Tricentis recently introduced a new set of out-of-the-box, executive-level reports and charts, which are available in the qTest Insights dashboard gallery. The reports are designed to help QA teams convey the progress of all strategic quality initiatives to executives and others who are more interested in overall application quality than detailed, daily QA metrics. These reports focus on test automation initiatives, speed to market, time to resolution, risk reduction and other areas that go beyond traditional testing metrics.
Read below to learn about how you can use these charts to better demonstrate the business value of QA.
Track and Measure Test Automation Initiatives
Your teams are making the push for more test automation for a number of reasons. However, what’s the baseline for measuring success? Are you automating more or less with each release? Can you identify an upward trend? Our first set of executive charts zero in on helping teams assess and communicate their overall test automation progress.
Test Case Automation Initiative Progress
First and foremost, teams want to compare manual and automated test case creation. As teams create more manual tests, they will eventually need some form of automation behind them. Comparing the number of test cases created from week to week to the number that are executed in each release gives teams a clearer understanding of their test automation progress.
Requirement Automation Initiative Progress
To achieve in-sprint test automation, it’s best to measure not only how much automation you’re doing, but also which requirements have test automation coverage.
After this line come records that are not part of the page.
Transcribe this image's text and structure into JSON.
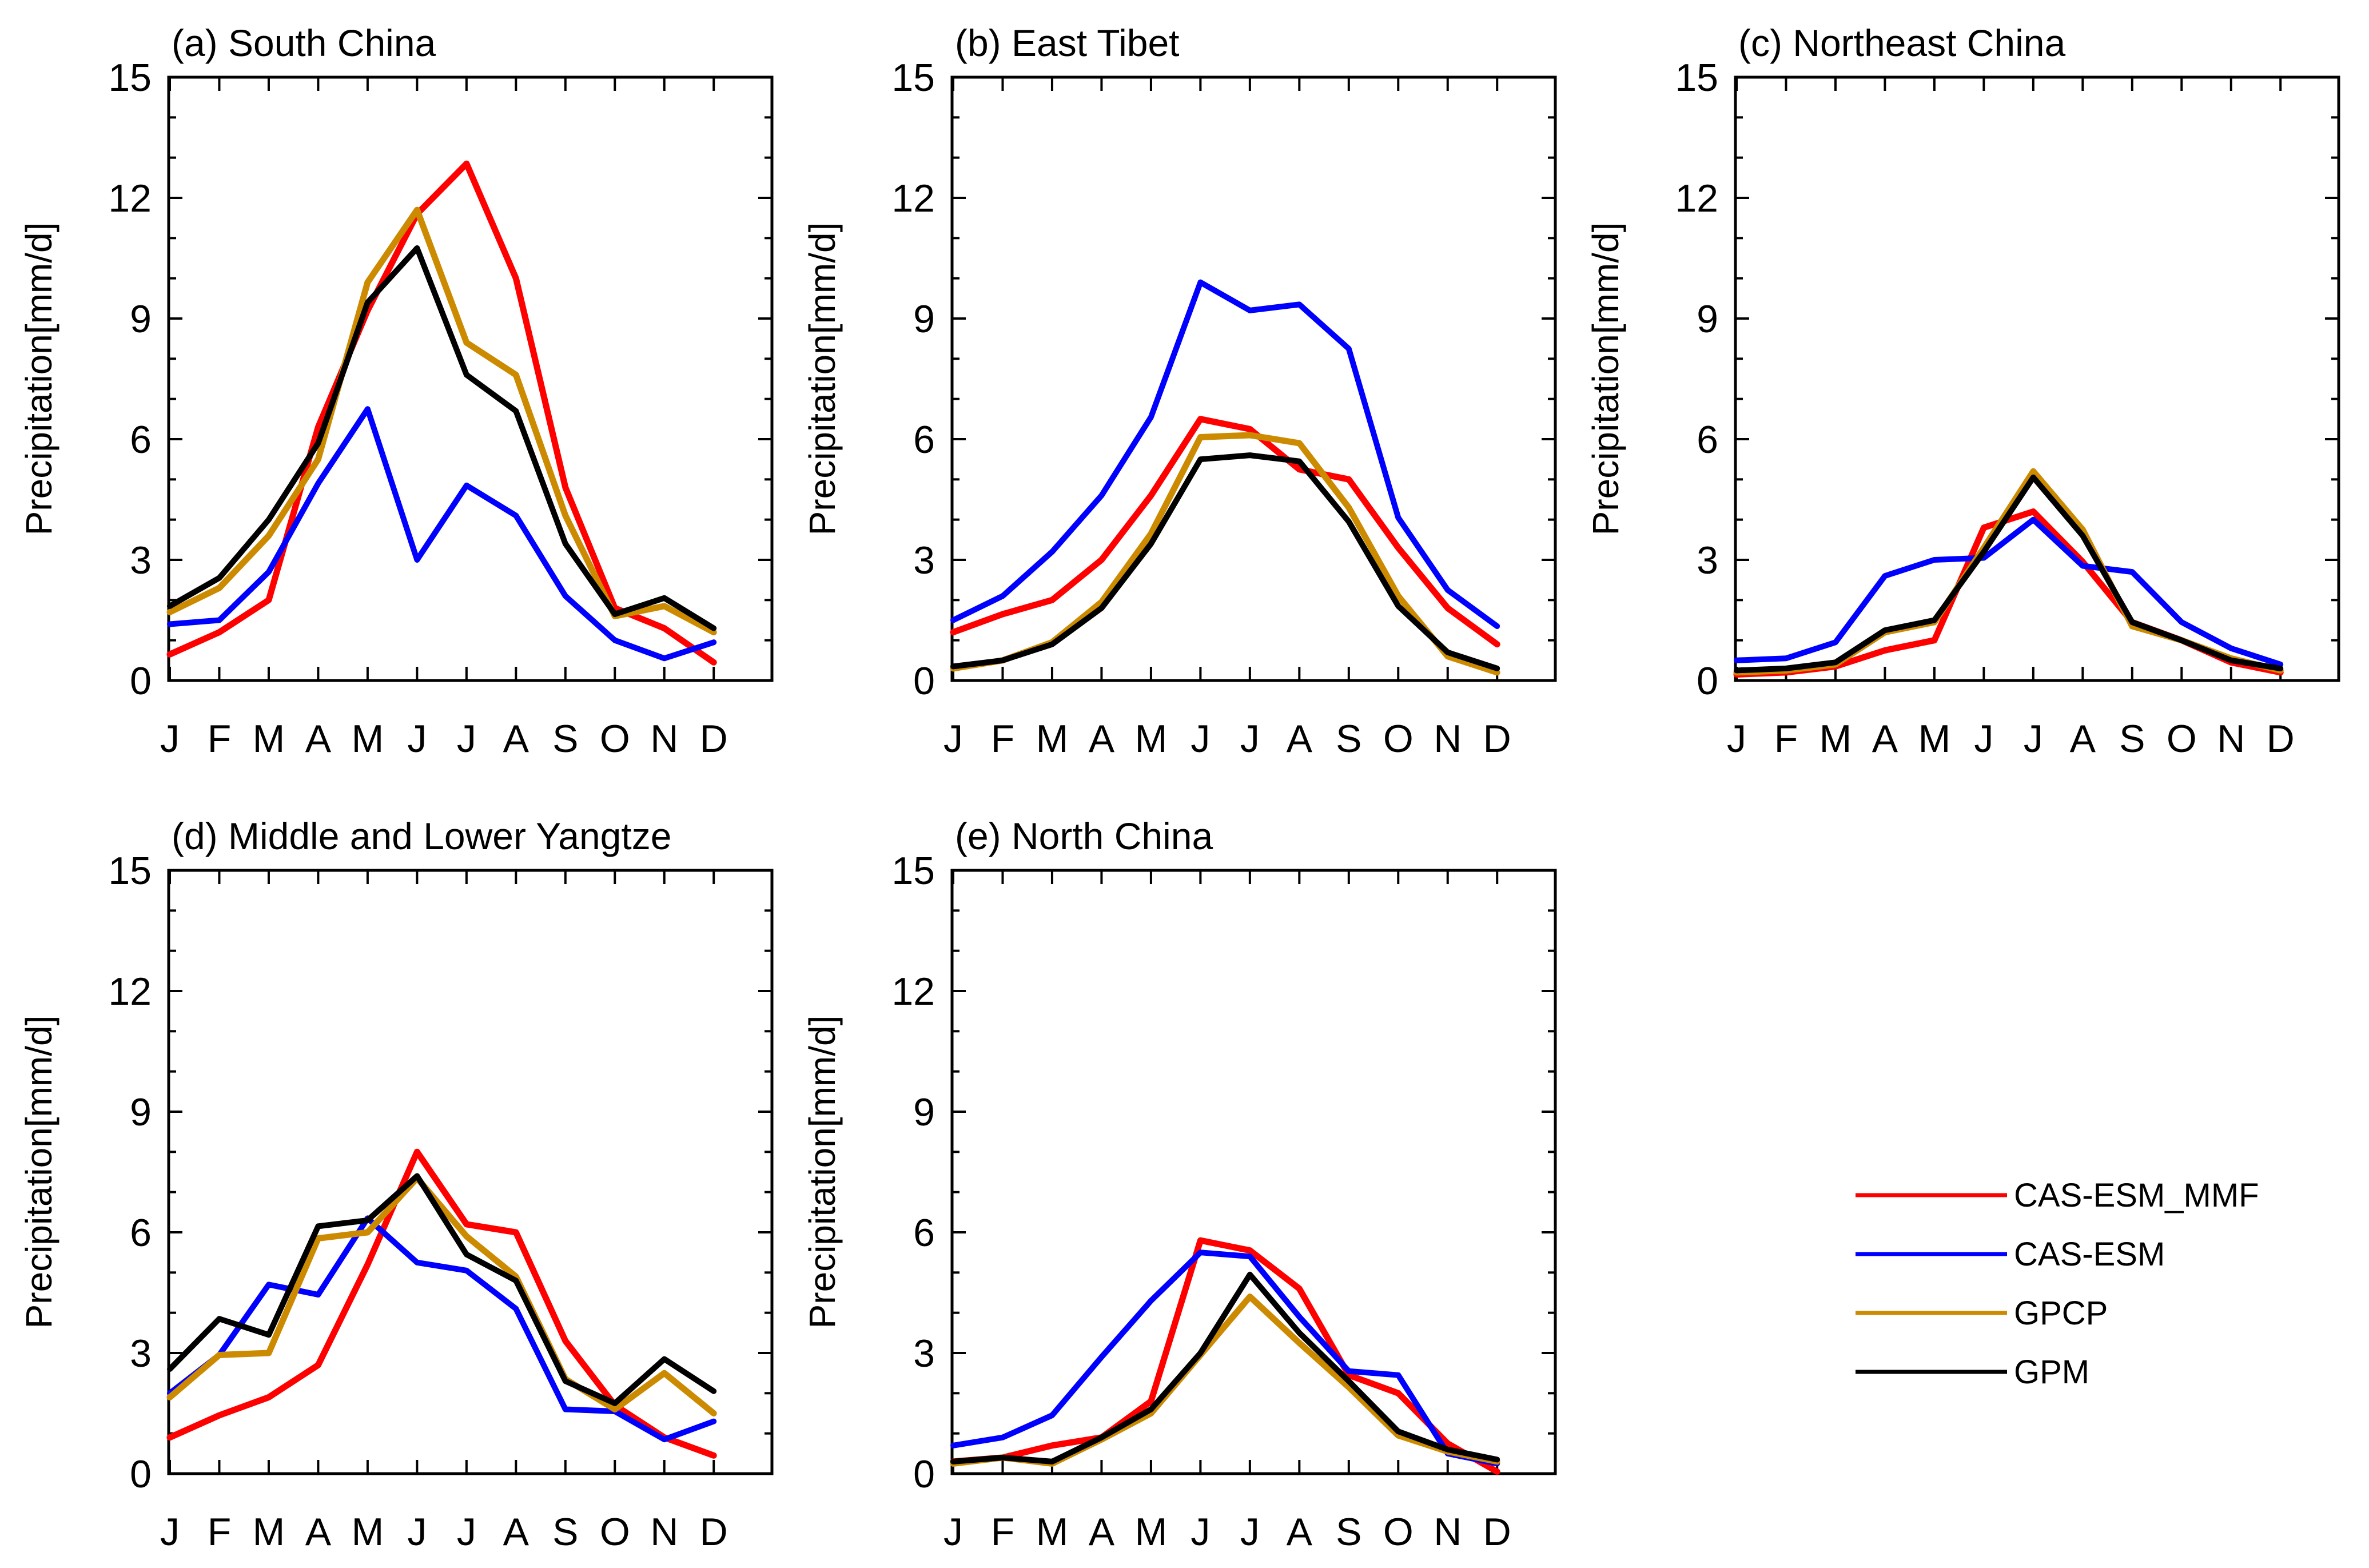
{
  "figure": {
    "legend": [
      {
        "name": "CAS-ESM_MMF",
        "color": "#ff0000"
      },
      {
        "name": "CAS-ESM",
        "color": "#0000ff"
      },
      {
        "name": "GPCP",
        "color": "#cc8a00"
      },
      {
        "name": "GPM",
        "color": "#000000"
      }
    ]
  },
  "chart_data": [
    {
      "type": "line",
      "title": "(a) South China",
      "ylabel": "Precipitation[mm/d]",
      "categories": [
        "J",
        "F",
        "M",
        "A",
        "M",
        "J",
        "J",
        "A",
        "S",
        "O",
        "N",
        "D"
      ],
      "ylim": [
        0,
        15
      ],
      "yticks": [
        0,
        3,
        6,
        9,
        12,
        15
      ],
      "series": [
        {
          "name": "CAS-ESM_MMF",
          "color": "#ff0000",
          "values": [
            0.65,
            1.2,
            2.0,
            6.3,
            9.2,
            11.6,
            12.85,
            10.0,
            4.8,
            1.8,
            1.3,
            0.45
          ]
        },
        {
          "name": "CAS-ESM",
          "color": "#0000ff",
          "values": [
            1.4,
            1.5,
            2.7,
            4.9,
            6.75,
            3.0,
            4.85,
            4.1,
            2.1,
            1.0,
            0.55,
            0.95
          ]
        },
        {
          "name": "GPCP",
          "color": "#cc8a00",
          "values": [
            1.7,
            2.3,
            3.6,
            5.5,
            9.9,
            11.7,
            8.4,
            7.6,
            4.1,
            1.6,
            1.85,
            1.2
          ]
        },
        {
          "name": "GPM",
          "color": "#000000",
          "values": [
            1.85,
            2.55,
            4.0,
            5.9,
            9.4,
            10.75,
            7.6,
            6.7,
            3.4,
            1.65,
            2.05,
            1.3
          ]
        }
      ]
    },
    {
      "type": "line",
      "title": "(b) East Tibet",
      "ylabel": "Precipitation[mm/d]",
      "categories": [
        "J",
        "F",
        "M",
        "A",
        "M",
        "J",
        "J",
        "A",
        "S",
        "O",
        "N",
        "D"
      ],
      "ylim": [
        0,
        15
      ],
      "yticks": [
        0,
        3,
        6,
        9,
        12,
        15
      ],
      "series": [
        {
          "name": "CAS-ESM_MMF",
          "color": "#ff0000",
          "values": [
            1.2,
            1.65,
            2.0,
            3.0,
            4.6,
            6.5,
            6.25,
            5.25,
            5.0,
            3.3,
            1.8,
            0.9
          ]
        },
        {
          "name": "CAS-ESM",
          "color": "#0000ff",
          "values": [
            1.5,
            2.1,
            3.2,
            4.6,
            6.55,
            9.9,
            9.2,
            9.35,
            8.25,
            4.05,
            2.25,
            1.35
          ]
        },
        {
          "name": "GPCP",
          "color": "#cc8a00",
          "values": [
            0.3,
            0.5,
            0.95,
            1.95,
            3.65,
            6.05,
            6.1,
            5.9,
            4.3,
            2.1,
            0.6,
            0.2
          ]
        },
        {
          "name": "GPM",
          "color": "#000000",
          "values": [
            0.35,
            0.5,
            0.9,
            1.8,
            3.4,
            5.5,
            5.6,
            5.45,
            3.95,
            1.85,
            0.7,
            0.3
          ]
        }
      ]
    },
    {
      "type": "line",
      "title": "(c) Northeast China",
      "ylabel": "Precipitation[mm/d]",
      "categories": [
        "J",
        "F",
        "M",
        "A",
        "M",
        "J",
        "J",
        "A",
        "S",
        "O",
        "N",
        "D"
      ],
      "ylim": [
        0,
        15
      ],
      "yticks": [
        0,
        3,
        6,
        9,
        12,
        15
      ],
      "series": [
        {
          "name": "CAS-ESM_MMF",
          "color": "#ff0000",
          "values": [
            0.15,
            0.2,
            0.35,
            0.75,
            1.0,
            3.8,
            4.2,
            2.95,
            1.45,
            1.0,
            0.45,
            0.2
          ]
        },
        {
          "name": "CAS-ESM",
          "color": "#0000ff",
          "values": [
            0.5,
            0.55,
            0.95,
            2.6,
            3.0,
            3.05,
            4.0,
            2.85,
            2.7,
            1.45,
            0.8,
            0.4
          ]
        },
        {
          "name": "GPCP",
          "color": "#cc8a00",
          "values": [
            0.2,
            0.25,
            0.4,
            1.2,
            1.45,
            3.3,
            5.2,
            3.75,
            1.35,
            1.0,
            0.55,
            0.25
          ]
        },
        {
          "name": "GPM",
          "color": "#000000",
          "values": [
            0.25,
            0.3,
            0.45,
            1.25,
            1.5,
            3.2,
            5.05,
            3.6,
            1.45,
            1.0,
            0.5,
            0.3
          ]
        }
      ]
    },
    {
      "type": "line",
      "title": "(d) Middle and Lower Yangtze",
      "ylabel": "Precipitation[mm/d]",
      "categories": [
        "J",
        "F",
        "M",
        "A",
        "M",
        "J",
        "J",
        "A",
        "S",
        "O",
        "N",
        "D"
      ],
      "ylim": [
        0,
        15
      ],
      "yticks": [
        0,
        3,
        6,
        9,
        12,
        15
      ],
      "series": [
        {
          "name": "CAS-ESM_MMF",
          "color": "#ff0000",
          "values": [
            0.9,
            1.45,
            1.9,
            2.7,
            5.2,
            8.0,
            6.2,
            6.0,
            3.3,
            1.7,
            0.9,
            0.45
          ]
        },
        {
          "name": "CAS-ESM",
          "color": "#0000ff",
          "values": [
            2.0,
            2.95,
            4.7,
            4.45,
            6.35,
            5.25,
            5.05,
            4.1,
            1.6,
            1.55,
            0.85,
            1.3
          ]
        },
        {
          "name": "GPCP",
          "color": "#cc8a00",
          "values": [
            1.9,
            2.95,
            3.0,
            5.85,
            6.0,
            7.35,
            5.9,
            4.9,
            2.35,
            1.6,
            2.5,
            1.5
          ]
        },
        {
          "name": "GPM",
          "color": "#000000",
          "values": [
            2.6,
            3.85,
            3.45,
            6.15,
            6.3,
            7.4,
            5.45,
            4.8,
            2.3,
            1.75,
            2.85,
            2.05
          ]
        }
      ]
    },
    {
      "type": "line",
      "title": "(e) North China",
      "ylabel": "Precipitation[mm/d]",
      "categories": [
        "J",
        "F",
        "M",
        "A",
        "M",
        "J",
        "J",
        "A",
        "S",
        "O",
        "N",
        "D"
      ],
      "ylim": [
        0,
        15
      ],
      "yticks": [
        0,
        3,
        6,
        9,
        12,
        15
      ],
      "series": [
        {
          "name": "CAS-ESM_MMF",
          "color": "#ff0000",
          "values": [
            0.3,
            0.4,
            0.7,
            0.9,
            1.8,
            5.8,
            5.55,
            4.6,
            2.45,
            2.0,
            0.75,
            0.05
          ]
        },
        {
          "name": "CAS-ESM",
          "color": "#0000ff",
          "values": [
            0.7,
            0.9,
            1.45,
            2.9,
            4.3,
            5.5,
            5.4,
            3.9,
            2.55,
            2.45,
            0.5,
            0.25
          ]
        },
        {
          "name": "GPCP",
          "color": "#cc8a00",
          "values": [
            0.25,
            0.4,
            0.25,
            0.85,
            1.5,
            2.95,
            4.4,
            3.25,
            2.15,
            0.95,
            0.55,
            0.3
          ]
        },
        {
          "name": "GPM",
          "color": "#000000",
          "values": [
            0.3,
            0.4,
            0.3,
            0.9,
            1.6,
            3.0,
            4.95,
            3.5,
            2.3,
            1.05,
            0.6,
            0.35
          ]
        }
      ]
    }
  ]
}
Usually teams will neglect to invest in test automation for new features. Instead, they will perform manual tests first and automate later. Although this may seem like a quick win, teams will eventually be faced with a backlog of tests that need to be automated. The following requirement automation charts help identify the most pressing automation initiatives.
Automation Initiative – Defects Found
After you have completed all manual and automated testing, a big question becomes, “Which type of tests produced the most defects?” Knowing which types of tests yielded more defects gives insight into how testing time should be spent in the future. For example, if all your defects come from your regression automaton, there might be something wrong with your regression test cycles. If most of your manual tests are finding severity 1 defects, this might indicate that more manual test time should be allocated in your allotted test cycle times.
Improving Tester and Developer Resolution Time
Developer and tester relationships are getting better. When teams can understand and measure the time to resolution during test cycles, these relationships can improve even further. From the initial test failure to the final test pass, teams can now calculate the in-between time, or the time it takes for a developer to fix the system to be retested. Some tests will pass on their first execution, and some tests will finally fail after hundreds of automated regression executions. With this new Time to Resolution chart, we can now measure the time it takes to get those tests from red to green.
Decreasing Time to Market
We have all been there. One release, your test cycles are complete right on time. The next, you’re having to re-prioritize test runs to make the deadline. With our new Speed to Market charts, teams can analyze changes in test cycle time from release to release. Let’s say it took 10 days to complete five test cycles for release one. When release two approaches, we have a baseline to which to compare it. If it ends up taking 20 days in release two to complete the same five test cycles, then it’s clear there is a problem that needs to be addressed.
Reduce Risk During Testing
The majority of our customers leverage our out-of-the-box Jira integration and use the component(s) field for test planning. Through conversations with customers, we found that as more components enter the release scope, the more risk the test team takes on. Our new Risk Reduction chart calculates the number of components being tested in a release, then compares them with the number of unique tests associated for each component. This chart helps teams ensure test planning correlates to number of components for test.